PORTLAND — Stephen Wessler remembers sitting in the living room of his parent’s Cambridge, Mass., home as a young boy watching Walter Cronkite report on the civil rights movement.
Later, in 1968, Wessler recalled Cronkite reporting on the assassination of civil rights leader the Rev. Dr. Martin Luther King Jr.
They were events that put Wessler on a path to becoming a leading voice against discrimination, harassment and hate.
“Those are among the most indelible memories as a kid,” Wessler said. “It just struck me as such an injustice. It stayed with me.”
Wessler in 1999 established the Portland-based nonprofit Center for Preventing Hate, which over the last 12 years has been a public voice against hate crimes and a proactive voice against discrimination in schools.
But the Forest Avenue center is gradually winding down its operations, now that Wessler has decided to step down as executive director to tackle other pursuits.
Wessler has been the center’s dominant voice and fundraiser, and its trustees decided last month that it would be too difficult to replace him.
Wessler, a Harvard College and Boston University School of Law graduate, came to Maine about 20 years ago and worked in the state attorney general’s office from 1992 to 1999.
He established a civil rights unit in the AG’s office, designed to enforce the Maine Civil Rights Act of 1989, which allows state prosecutors to seek restraining orders against people who threaten or commit violence out of bias.
But before even starting his state job, hate landed at his front door. He said someone painted “F— you, Jews” on the white picket fence surrounding his Litchfield home.
“My oldest son came in looking kind of pale,” he said. “The impact of hate crimes is extraordinarily strong and leads to a real deep-seeded fear. … Behind the message is a treat of violence.”
But rather than cower and hope it was an isolated incident, Wessler called local news outlets, because he felt the “shame factor” from a public response and repudiation of the hate crime would be the best deterrent against future acts.
It’s that organized community response to hate speech that has been the center’s hallmark. The group often organizes demonstrations and candlelight vigils to show support for hate crime victims and denounce perpetrators.
During his work in the AG’s office, Wessler discovered that hate-based violence was the result of an escalation of hate speech.
“It starts with the routine use of degrading language that goes interrupted,” he said. “What they’re getting from the silence is that everyone thinks it’s OK.”

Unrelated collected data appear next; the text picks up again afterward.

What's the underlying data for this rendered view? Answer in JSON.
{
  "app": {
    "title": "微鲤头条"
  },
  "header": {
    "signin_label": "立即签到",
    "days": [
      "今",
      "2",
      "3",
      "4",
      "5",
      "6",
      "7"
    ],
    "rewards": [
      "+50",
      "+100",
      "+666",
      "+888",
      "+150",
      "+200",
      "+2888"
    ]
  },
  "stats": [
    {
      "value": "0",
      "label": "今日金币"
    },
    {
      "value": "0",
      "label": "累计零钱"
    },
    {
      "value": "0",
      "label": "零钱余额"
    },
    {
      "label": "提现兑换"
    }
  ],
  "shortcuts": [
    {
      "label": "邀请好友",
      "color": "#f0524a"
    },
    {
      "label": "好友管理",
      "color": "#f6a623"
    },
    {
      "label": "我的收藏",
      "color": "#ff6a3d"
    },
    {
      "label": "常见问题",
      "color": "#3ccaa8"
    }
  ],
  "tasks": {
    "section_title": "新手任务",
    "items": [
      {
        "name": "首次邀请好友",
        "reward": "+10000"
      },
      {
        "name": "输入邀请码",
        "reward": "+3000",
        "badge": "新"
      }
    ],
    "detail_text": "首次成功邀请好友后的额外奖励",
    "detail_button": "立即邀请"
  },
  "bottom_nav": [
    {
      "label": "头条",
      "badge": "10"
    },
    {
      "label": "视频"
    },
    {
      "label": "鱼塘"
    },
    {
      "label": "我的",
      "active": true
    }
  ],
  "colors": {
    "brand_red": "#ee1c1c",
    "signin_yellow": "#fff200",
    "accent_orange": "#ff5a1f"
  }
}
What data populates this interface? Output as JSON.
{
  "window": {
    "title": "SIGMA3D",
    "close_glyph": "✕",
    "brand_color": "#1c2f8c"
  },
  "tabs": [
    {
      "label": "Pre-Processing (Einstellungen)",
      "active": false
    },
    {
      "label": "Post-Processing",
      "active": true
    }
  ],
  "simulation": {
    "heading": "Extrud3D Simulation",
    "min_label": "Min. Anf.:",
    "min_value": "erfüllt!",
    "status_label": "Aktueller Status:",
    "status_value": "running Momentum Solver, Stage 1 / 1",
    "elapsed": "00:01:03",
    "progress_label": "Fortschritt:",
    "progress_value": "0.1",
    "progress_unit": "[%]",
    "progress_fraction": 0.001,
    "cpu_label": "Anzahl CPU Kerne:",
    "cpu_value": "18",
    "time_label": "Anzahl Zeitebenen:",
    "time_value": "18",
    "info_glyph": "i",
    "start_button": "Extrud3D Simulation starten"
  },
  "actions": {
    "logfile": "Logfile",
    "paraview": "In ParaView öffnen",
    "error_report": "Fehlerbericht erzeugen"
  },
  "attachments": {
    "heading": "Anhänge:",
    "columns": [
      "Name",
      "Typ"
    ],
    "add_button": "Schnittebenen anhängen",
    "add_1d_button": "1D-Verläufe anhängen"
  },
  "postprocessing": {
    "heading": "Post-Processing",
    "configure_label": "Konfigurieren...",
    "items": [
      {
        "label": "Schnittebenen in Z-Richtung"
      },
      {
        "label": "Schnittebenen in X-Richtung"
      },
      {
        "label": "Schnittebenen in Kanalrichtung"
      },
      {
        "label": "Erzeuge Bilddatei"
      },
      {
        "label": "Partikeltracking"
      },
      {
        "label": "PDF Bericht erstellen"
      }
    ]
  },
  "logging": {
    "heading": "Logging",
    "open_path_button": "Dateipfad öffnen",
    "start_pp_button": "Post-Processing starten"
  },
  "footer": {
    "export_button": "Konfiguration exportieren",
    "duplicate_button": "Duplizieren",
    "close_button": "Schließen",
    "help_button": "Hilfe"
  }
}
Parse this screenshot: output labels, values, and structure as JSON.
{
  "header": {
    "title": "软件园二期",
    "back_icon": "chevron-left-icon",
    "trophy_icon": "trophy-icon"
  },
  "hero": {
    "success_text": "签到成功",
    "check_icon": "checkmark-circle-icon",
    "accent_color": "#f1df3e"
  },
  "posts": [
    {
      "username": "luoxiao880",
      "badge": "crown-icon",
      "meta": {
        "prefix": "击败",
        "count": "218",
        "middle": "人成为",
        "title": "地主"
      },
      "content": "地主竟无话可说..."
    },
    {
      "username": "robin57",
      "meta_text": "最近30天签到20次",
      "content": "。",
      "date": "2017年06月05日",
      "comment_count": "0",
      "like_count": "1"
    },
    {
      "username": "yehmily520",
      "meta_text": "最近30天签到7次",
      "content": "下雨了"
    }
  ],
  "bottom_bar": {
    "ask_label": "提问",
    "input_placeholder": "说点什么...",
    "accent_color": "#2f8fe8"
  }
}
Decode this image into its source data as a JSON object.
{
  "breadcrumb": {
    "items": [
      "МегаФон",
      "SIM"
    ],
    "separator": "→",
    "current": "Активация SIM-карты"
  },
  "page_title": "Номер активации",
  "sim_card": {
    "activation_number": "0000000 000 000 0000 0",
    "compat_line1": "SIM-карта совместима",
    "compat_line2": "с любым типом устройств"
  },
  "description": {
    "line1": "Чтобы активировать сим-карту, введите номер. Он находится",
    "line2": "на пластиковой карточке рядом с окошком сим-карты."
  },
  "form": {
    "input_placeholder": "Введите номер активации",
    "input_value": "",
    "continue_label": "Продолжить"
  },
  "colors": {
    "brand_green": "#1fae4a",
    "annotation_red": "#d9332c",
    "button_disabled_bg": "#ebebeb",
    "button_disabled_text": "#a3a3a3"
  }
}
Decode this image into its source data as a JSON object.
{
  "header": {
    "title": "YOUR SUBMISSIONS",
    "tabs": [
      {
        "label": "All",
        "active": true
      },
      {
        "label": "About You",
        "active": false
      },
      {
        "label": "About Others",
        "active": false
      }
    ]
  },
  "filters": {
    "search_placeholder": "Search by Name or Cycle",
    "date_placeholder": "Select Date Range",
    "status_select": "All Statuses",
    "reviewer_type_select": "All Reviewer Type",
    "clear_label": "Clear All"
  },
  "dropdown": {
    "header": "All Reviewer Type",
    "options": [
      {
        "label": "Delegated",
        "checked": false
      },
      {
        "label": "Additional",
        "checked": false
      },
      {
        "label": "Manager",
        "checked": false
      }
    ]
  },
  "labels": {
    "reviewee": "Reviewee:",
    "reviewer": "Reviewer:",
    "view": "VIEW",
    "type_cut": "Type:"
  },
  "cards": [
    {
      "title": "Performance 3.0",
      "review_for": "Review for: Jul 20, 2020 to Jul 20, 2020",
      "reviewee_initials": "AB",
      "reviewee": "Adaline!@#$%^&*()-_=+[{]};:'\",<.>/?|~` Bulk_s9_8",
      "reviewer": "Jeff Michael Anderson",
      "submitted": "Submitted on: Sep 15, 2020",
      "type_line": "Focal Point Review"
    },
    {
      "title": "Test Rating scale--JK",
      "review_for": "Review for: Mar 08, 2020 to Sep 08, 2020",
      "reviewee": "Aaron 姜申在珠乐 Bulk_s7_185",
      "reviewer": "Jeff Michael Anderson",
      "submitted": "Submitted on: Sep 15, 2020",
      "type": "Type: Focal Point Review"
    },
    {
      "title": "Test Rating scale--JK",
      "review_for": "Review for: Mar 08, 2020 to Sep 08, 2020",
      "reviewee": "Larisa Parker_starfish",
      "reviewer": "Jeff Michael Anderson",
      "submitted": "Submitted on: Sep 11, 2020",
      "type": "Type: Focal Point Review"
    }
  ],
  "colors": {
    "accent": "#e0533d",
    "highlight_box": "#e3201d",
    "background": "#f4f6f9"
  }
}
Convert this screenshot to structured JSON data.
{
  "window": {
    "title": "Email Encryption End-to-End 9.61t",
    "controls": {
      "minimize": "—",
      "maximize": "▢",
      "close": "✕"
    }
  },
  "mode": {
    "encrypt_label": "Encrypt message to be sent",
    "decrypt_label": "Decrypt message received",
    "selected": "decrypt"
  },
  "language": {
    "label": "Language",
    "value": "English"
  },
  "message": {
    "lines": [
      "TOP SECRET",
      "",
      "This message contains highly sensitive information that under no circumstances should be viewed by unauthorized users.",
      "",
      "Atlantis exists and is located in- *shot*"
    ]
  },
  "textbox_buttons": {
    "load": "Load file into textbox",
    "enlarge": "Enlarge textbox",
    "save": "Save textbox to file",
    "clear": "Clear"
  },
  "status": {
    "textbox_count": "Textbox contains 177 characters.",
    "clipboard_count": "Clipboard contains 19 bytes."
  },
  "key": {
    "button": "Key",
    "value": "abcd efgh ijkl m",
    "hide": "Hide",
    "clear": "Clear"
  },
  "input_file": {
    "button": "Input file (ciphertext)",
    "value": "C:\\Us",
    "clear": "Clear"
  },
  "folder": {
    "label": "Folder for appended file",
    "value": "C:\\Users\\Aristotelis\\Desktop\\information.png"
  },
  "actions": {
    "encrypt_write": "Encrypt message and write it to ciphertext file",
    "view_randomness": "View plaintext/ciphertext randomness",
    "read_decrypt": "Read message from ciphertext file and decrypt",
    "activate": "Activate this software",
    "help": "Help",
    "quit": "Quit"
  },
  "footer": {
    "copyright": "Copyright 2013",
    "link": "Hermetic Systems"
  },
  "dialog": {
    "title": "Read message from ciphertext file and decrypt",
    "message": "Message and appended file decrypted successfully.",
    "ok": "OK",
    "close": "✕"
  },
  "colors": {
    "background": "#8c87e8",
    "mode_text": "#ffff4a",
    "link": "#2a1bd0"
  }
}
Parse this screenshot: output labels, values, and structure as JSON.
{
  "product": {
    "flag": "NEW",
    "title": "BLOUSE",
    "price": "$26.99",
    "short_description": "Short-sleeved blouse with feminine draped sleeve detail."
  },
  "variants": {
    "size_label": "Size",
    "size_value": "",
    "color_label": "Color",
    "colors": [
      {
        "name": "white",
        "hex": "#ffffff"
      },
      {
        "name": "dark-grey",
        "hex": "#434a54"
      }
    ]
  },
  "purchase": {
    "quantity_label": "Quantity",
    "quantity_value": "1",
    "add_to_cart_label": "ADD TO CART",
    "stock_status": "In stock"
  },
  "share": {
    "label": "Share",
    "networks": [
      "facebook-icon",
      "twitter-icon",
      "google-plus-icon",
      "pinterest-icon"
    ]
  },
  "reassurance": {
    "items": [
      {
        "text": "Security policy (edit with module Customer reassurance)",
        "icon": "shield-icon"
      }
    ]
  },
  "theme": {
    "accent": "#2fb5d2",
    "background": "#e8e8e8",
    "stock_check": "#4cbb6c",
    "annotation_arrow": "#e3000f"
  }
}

As an attorney, Wessler was frustrated with dealing with the aftermath of hate crimes, whether it was a cross-burning in Hallowell, an ex-boyfriend shooting into a second-floor apartment window in Brunswick where he thought his ex and a black boyfriend were staying, or a biracial woman getting a brick thrown at her in Portland.
“Prosecution is at the wrong end of the spectrum,” he said.
Wessler said he started the center to take a more proactive stand against discrimination and harassment, trying to nip hate speech in the bud before it flowers into violence.
And Wessler said he has noticed a shift in the state’s culture since the center, which once employed 13 people, began its work.
“The great thing about Maine is that when there is a hate crime, people expect something to happen,” he said.
Wessler said he expects the center will be shuttered this fall. But he is confident that two of the center’s signature programs will continue: The Unity Project, which works to discourage bullying in schools, and the New Migration Project, which fights bias and discrimination against immigrants.
Those programs, especially the Unity Project, have not only been successful in Maine, but in 26 other states and eastern Europe. Wessler said the Unity Project has at one time or another been implemented in 80 to 90 schools, including 12 schools in Northern Ireland.
Although he is stepping down from the center, Wessler, who will turn 60, this summer, said he does not pine for a tranquil retirement.
He plans to write at least one more book (Wessler previously authored “The Respectful School: How Educators and Students Can Conquer Hate and Harassment”) and continue teaching courses at the University of Southern Maine and Bates College.
He also plans to continue lecturing at conferences and training human rights workers, which has taken him to Israel, Palestine, Cairo, Jordan, and Morocco, among other places.
Wessler said he is disappointed the center will close and a group of hardworking people will lose their jobs.
“That’s been among the hardest part,” he said. “My overwhelming emotion is feeling sad – for the employees and for the loss of the work.”
But he takes pride in knowing that the aim of the center’s work will continue in one form or another, whether by other nonprofit groups or through his writing and speaking events.
“It’s really gratifying,” he said. “We have a model we know can travel.”
Stephen Wessler, the founder and executive director of the Center for Preventing Hate, is stepping down to devote more time to writing books, teaching and leading seminars.